Friday, November 7, 2014

Last Wall And Testament

Someday, Julian, all of this will be yours....if you want. Okay, now that I've got my last wall and testament out of the way, let's get down to the facts of my rock wall building year.

It all started back in May or June. I decided that I wanted to build two walls on the property. I enlisted Julian to help as I wasn't sure that my back would be able to do the heavy lifting. We built the two walls (thank you, Julian) and it didn't kill my back.

Julian retired after those two walls but I decided that I could build them on my own so I kept going. I built twelve more walls! I would estimate that I made 60 trips to the rock pit and I carried about 750 pounds of rock in every load. That's 45 000 pounds of rock. When you think about it, I had to lift this rock into the car, then I had to lift this rock out of the car and into the wheelbarrow. Finally I had to lift the rock out of the wheelbarrow and place it in a wall. Doing the math: 3 lifts x 45 000 pounds = 135 000 pounds of rocks lifted. Julian probably lifted 10 to 15% of the total so that still leaves me lifting over a hundred thousand pounds of rocks <insert thunderous applause>.

Building rock walls has not killed my back, it's saved my back! No one is more shocked than me. My back, though far from perfect, feels better than it has in 10 years, plus my yard looks better than ever. Today's image is of my latest rock wall. It's the last one I will build this year and since I'm selling the Ford Focus wheelbarrow, it may be my last wall period. Too bad, because I loved doing it. I was born to do manual labour. I'm a grunt.  I eschew the suit, tie and office.

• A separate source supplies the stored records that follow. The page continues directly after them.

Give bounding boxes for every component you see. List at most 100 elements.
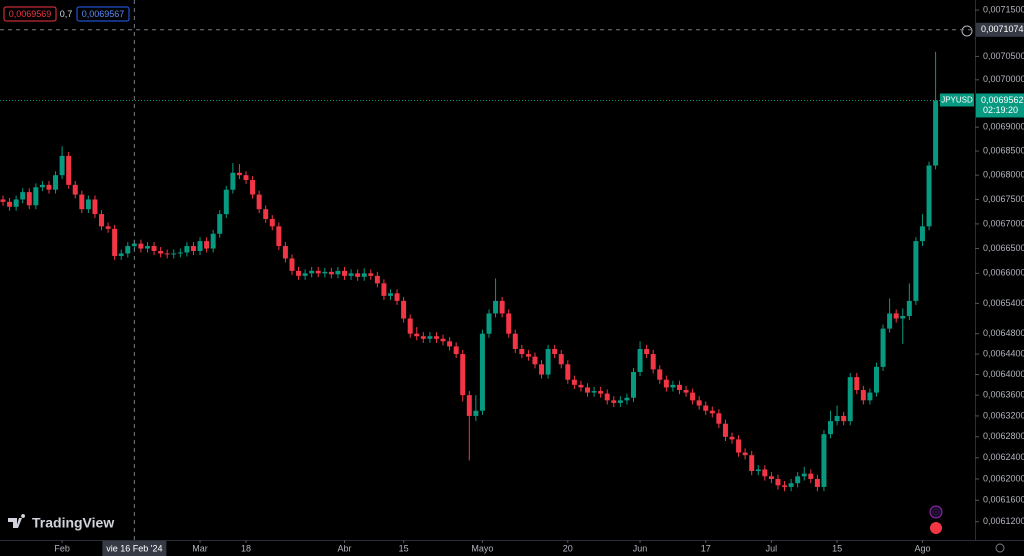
candle-body bbox=[644, 348, 650, 355]
candle-body bbox=[880, 328, 886, 367]
candle-body bbox=[893, 313, 899, 319]
candle-body bbox=[814, 478, 820, 487]
candle-body bbox=[919, 226, 925, 242]
candle-body bbox=[282, 246, 288, 259]
candle-body bbox=[355, 273, 361, 277]
candle-body bbox=[604, 393, 610, 401]
x-tick-label: 17 bbox=[701, 543, 711, 553]
candle-body bbox=[591, 391, 597, 393]
candle-body bbox=[322, 271, 328, 274]
candle-body bbox=[184, 246, 190, 253]
candle-body bbox=[486, 313, 492, 334]
candle-body bbox=[755, 469, 761, 472]
y-tick-label: 0,0062800 bbox=[983, 431, 1024, 441]
candle-body bbox=[171, 253, 177, 255]
y-tick-label: 0,0066500 bbox=[983, 243, 1024, 253]
candle-body bbox=[138, 243, 144, 249]
x-tick-label: Mayo bbox=[471, 543, 493, 553]
candle-body bbox=[368, 273, 374, 276]
candle-body bbox=[703, 405, 709, 411]
candle-body bbox=[447, 341, 453, 347]
candle-body bbox=[709, 410, 715, 414]
candle-body bbox=[59, 155, 65, 176]
candle-body bbox=[828, 421, 834, 435]
candle-body bbox=[493, 300, 499, 314]
candle-body bbox=[177, 252, 183, 254]
candle-body bbox=[742, 452, 748, 456]
y-tick-label: 0,0064000 bbox=[983, 369, 1024, 379]
candle-body bbox=[506, 313, 512, 334]
candle-body bbox=[663, 379, 669, 388]
candle-body bbox=[775, 478, 781, 486]
price-tag bbox=[976, 93, 1024, 118]
add-icon[interactable] bbox=[961, 25, 973, 37]
y-tick-label: 0,0070000 bbox=[983, 74, 1024, 84]
candle-body bbox=[834, 415, 840, 422]
candle-body bbox=[39, 184, 45, 188]
candle-body bbox=[276, 226, 282, 247]
candle-body bbox=[729, 436, 735, 440]
candle-body bbox=[53, 175, 59, 190]
candle-body bbox=[900, 315, 906, 319]
flag-icon[interactable] bbox=[930, 522, 942, 534]
candle-body bbox=[841, 415, 847, 422]
candle-body bbox=[420, 336, 426, 339]
candle-body bbox=[657, 369, 663, 380]
candle-body bbox=[20, 192, 26, 200]
logo-mark bbox=[8, 514, 26, 528]
candle-body bbox=[381, 283, 387, 296]
candle-body bbox=[296, 270, 302, 276]
candle-body bbox=[79, 194, 85, 210]
candle-body bbox=[361, 273, 367, 277]
candle-body bbox=[499, 300, 505, 314]
y-tick-label: 0,0067000 bbox=[983, 218, 1024, 228]
y-tick-label: 0,0068000 bbox=[983, 170, 1024, 180]
legend: 0,0069569 0,7 0,0069567 bbox=[3, 6, 130, 22]
candle-body bbox=[479, 333, 485, 411]
candle-body bbox=[460, 354, 466, 396]
y-tick-label: 0,0071500 bbox=[983, 4, 1024, 14]
legend-high: 0,0069567 bbox=[82, 9, 125, 19]
candle-body bbox=[808, 473, 814, 479]
x-tick-label: 20 bbox=[563, 543, 573, 553]
lightning-icon[interactable] bbox=[929, 505, 943, 519]
x-tick-label: Mar bbox=[192, 543, 208, 553]
candle-body bbox=[99, 214, 105, 227]
y-tick-label: 0,0069000 bbox=[983, 122, 1024, 132]
candle-body bbox=[624, 397, 630, 401]
candle-body bbox=[197, 241, 203, 252]
y-tick-label: 0,0063200 bbox=[983, 410, 1024, 420]
candle-body bbox=[670, 384, 676, 388]
candle-body bbox=[532, 356, 538, 365]
candle-body bbox=[269, 218, 275, 227]
candle-body bbox=[795, 476, 801, 484]
candle-body bbox=[630, 371, 636, 398]
candle-body bbox=[525, 354, 531, 357]
candle-body bbox=[105, 226, 111, 229]
legend-low: 0,0069569 bbox=[9, 9, 52, 19]
y-tick-label: 0,0061600 bbox=[983, 495, 1024, 505]
candle-body bbox=[394, 293, 400, 301]
candle-body bbox=[611, 400, 617, 403]
candle-body bbox=[401, 300, 407, 319]
candle-body bbox=[867, 392, 873, 401]
candle-body bbox=[637, 348, 643, 372]
candle-body bbox=[328, 271, 334, 275]
crosshair-y-tag bbox=[976, 22, 1024, 37]
candle-body bbox=[0, 199, 6, 202]
candle-body bbox=[85, 199, 91, 210]
candle-body bbox=[131, 243, 137, 247]
candle-body bbox=[204, 241, 210, 249]
candle-body bbox=[112, 228, 118, 256]
x-tick-label: Feb bbox=[54, 543, 70, 553]
y-tick-label: 0,0061200 bbox=[983, 516, 1024, 526]
candle-body bbox=[821, 434, 827, 487]
settings-icon[interactable] bbox=[995, 543, 1005, 553]
legend-box bbox=[3, 6, 57, 22]
candle-body bbox=[676, 384, 682, 391]
candle-body bbox=[847, 377, 853, 422]
candle-body bbox=[801, 473, 807, 477]
icons bbox=[929, 25, 1005, 553]
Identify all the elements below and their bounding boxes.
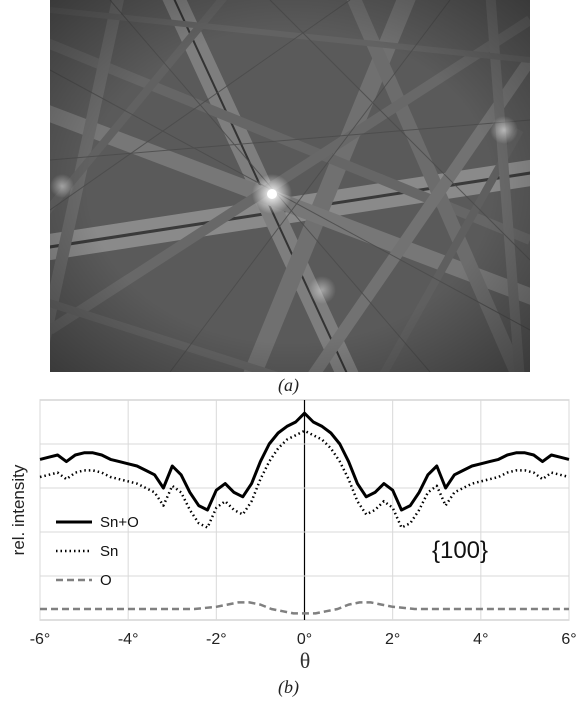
y-axis-label: rel. intensity <box>9 464 28 555</box>
x-tick-label: -6° <box>30 631 51 648</box>
ebsd-pattern-image <box>50 0 530 372</box>
caption-b: (b) <box>278 677 299 697</box>
x-tick-labels: -6° -4° -2° 0° 2° 4° 6° <box>30 631 577 648</box>
x-tick-label: 4° <box>473 631 488 648</box>
x-tick-label: 0° <box>297 631 312 648</box>
legend-label-o: O <box>100 572 112 589</box>
x-tick-label: 6° <box>561 631 576 648</box>
x-tick-label: -2° <box>206 631 227 648</box>
chart-canvas: -6° -4° -2° 0° 2° 4° 6° rel. intensity θ {100}… <box>9 399 577 673</box>
series-line-sn <box>39 429 570 529</box>
intensity-profile-chart: -6° -4° -2° 0° 2° 4° 6° rel. intensity θ {100}… <box>0 398 577 676</box>
series-line-sn-o <box>39 411 570 512</box>
kikuchi-pattern-drawing <box>50 0 530 372</box>
caption-a: (a) <box>278 375 299 395</box>
x-tick-label: 2° <box>385 631 400 648</box>
legend-label-sn: Sn <box>100 543 118 560</box>
series-line-o <box>40 601 569 615</box>
legend: Sn+O Sn O <box>56 514 139 589</box>
x-tick-label: -4° <box>118 631 139 648</box>
legend-label-sn-o: Sn+O <box>100 514 139 531</box>
gridlines <box>39 400 570 620</box>
series-layer <box>39 411 570 615</box>
plane-annotation: {100} <box>432 537 488 564</box>
x-axis-label: θ <box>300 648 311 673</box>
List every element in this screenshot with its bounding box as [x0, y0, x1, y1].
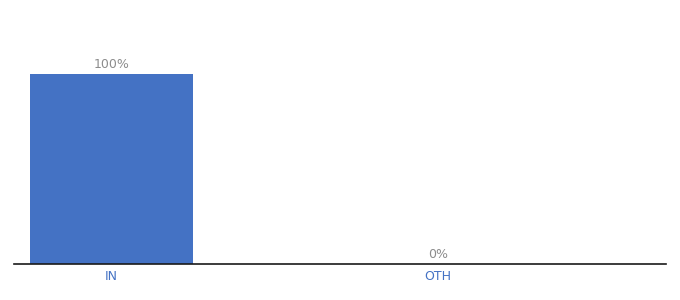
Bar [30, 74, 193, 264]
Text: 100%: 100% [94, 58, 129, 71]
Text: 0%: 0% [428, 248, 448, 261]
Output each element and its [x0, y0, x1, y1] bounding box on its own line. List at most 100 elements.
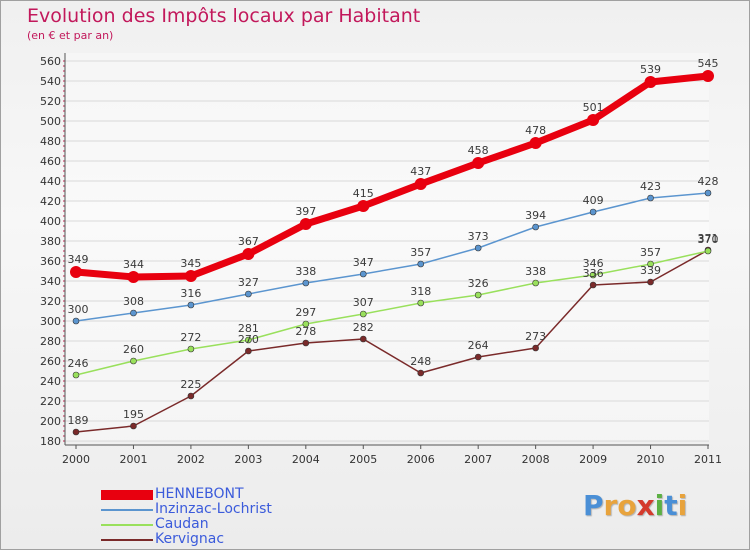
x-tick-label: 2002 [177, 453, 205, 466]
data-label: 273 [525, 330, 546, 343]
x-tick-label: 2008 [522, 453, 550, 466]
legend-item-caudan[interactable]: Caudan [101, 517, 272, 532]
data-point [359, 310, 367, 318]
data-point [127, 271, 140, 283]
data-point [359, 335, 367, 343]
y-tick-label: 200 [40, 415, 61, 428]
data-point [472, 157, 485, 169]
data-point [704, 189, 712, 197]
data-label: 346 [583, 257, 604, 270]
y-axis: 180 200 220 240 260 280 300 320 340 360 380 400 420 4… [40, 53, 66, 448]
data-point [302, 320, 310, 328]
data-point [647, 278, 654, 286]
data-point [417, 299, 425, 307]
data-label: 260 [123, 343, 144, 356]
data-point [130, 357, 137, 365]
logo-letter: o [617, 489, 637, 522]
data-point [704, 247, 712, 255]
data-point [70, 266, 82, 278]
data-point [302, 279, 310, 287]
data-point [245, 290, 252, 298]
legend-item-kervignac[interactable]: Kervignac [101, 532, 272, 547]
data-label: 282 [353, 321, 374, 334]
data-point [72, 428, 80, 436]
data-label: 307 [353, 296, 374, 309]
data-label: 278 [295, 325, 316, 338]
data-label: 246 [68, 357, 89, 370]
data-point [532, 344, 539, 352]
data-point [359, 270, 367, 278]
data-point [589, 271, 597, 279]
data-label: 409 [583, 194, 604, 207]
data-point [187, 392, 195, 400]
legend-item-hennebont[interactable]: HENNEBONT [101, 487, 272, 502]
data-label: 281 [238, 322, 259, 335]
data-label: 428 [698, 175, 719, 188]
data-label: 501 [583, 101, 604, 114]
data-label: 458 [468, 144, 489, 157]
data-label: 539 [640, 63, 661, 76]
series-line-caudan [75, 250, 709, 376]
data-label: 248 [410, 355, 431, 368]
data-label: 327 [238, 276, 259, 289]
data-point [532, 223, 539, 231]
data-label: 338 [295, 265, 316, 278]
x-tick-label: 2003 [234, 453, 262, 466]
legend-swatch-inzinzac-lochrist [101, 508, 153, 511]
x-tick-label: 2011 [694, 453, 722, 466]
data-point [72, 317, 80, 325]
data-label: 336 [583, 267, 604, 280]
legend-swatch-caudan [101, 523, 153, 526]
data-label: 339 [640, 264, 661, 277]
data-point [357, 200, 370, 212]
data-label: 316 [180, 287, 201, 300]
x-tick-label: 2009 [579, 453, 607, 466]
y-tick-label: 300 [40, 315, 61, 328]
data-label: 272 [180, 331, 201, 344]
y-tick-label: 320 [40, 295, 61, 308]
data-label: 357 [640, 246, 661, 259]
data-label: 397 [295, 205, 316, 218]
x-tick-label: 2007 [464, 453, 492, 466]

Here's another look at The Last Wall....

I built it to raise a flower bed that was in a low spot on the property. During heavy rains or the spring melt, my perennials would almost drown. With the newly raised beds they'll prosper.

So what will I do with my life now? In the next few days I'm going to be raking leaves like a demon. Beyond that I really don't know.

Before I sign off, I want to say a massive THANK YOU to Harold and Joan Jones. Harold owns and operates the rock pit where I got every single rock. Harold wouldn't take any money for the rocks, though I did manage to give him a gift certificate to one of his favourite stores. He didn't really want any compensation for all of the rocks that I took, and he tried (unsuccessfully) to give the gift certificate back. Harold's donation of rocks to my property was an incredibly generous gift, and I've thanked him profusely for it. He's a class act. Harold even went out of his way to use his excavator to make more rocks available to me. A lot of people try to keep up with the Jones'. I effusively thank them.

2 comments:

  1. You might have to rethink your career. Maybe it is leisurology that is killing your back.

    ReplyDelete
  2. Leisurology is a very unhealthy career choice. I advise against it!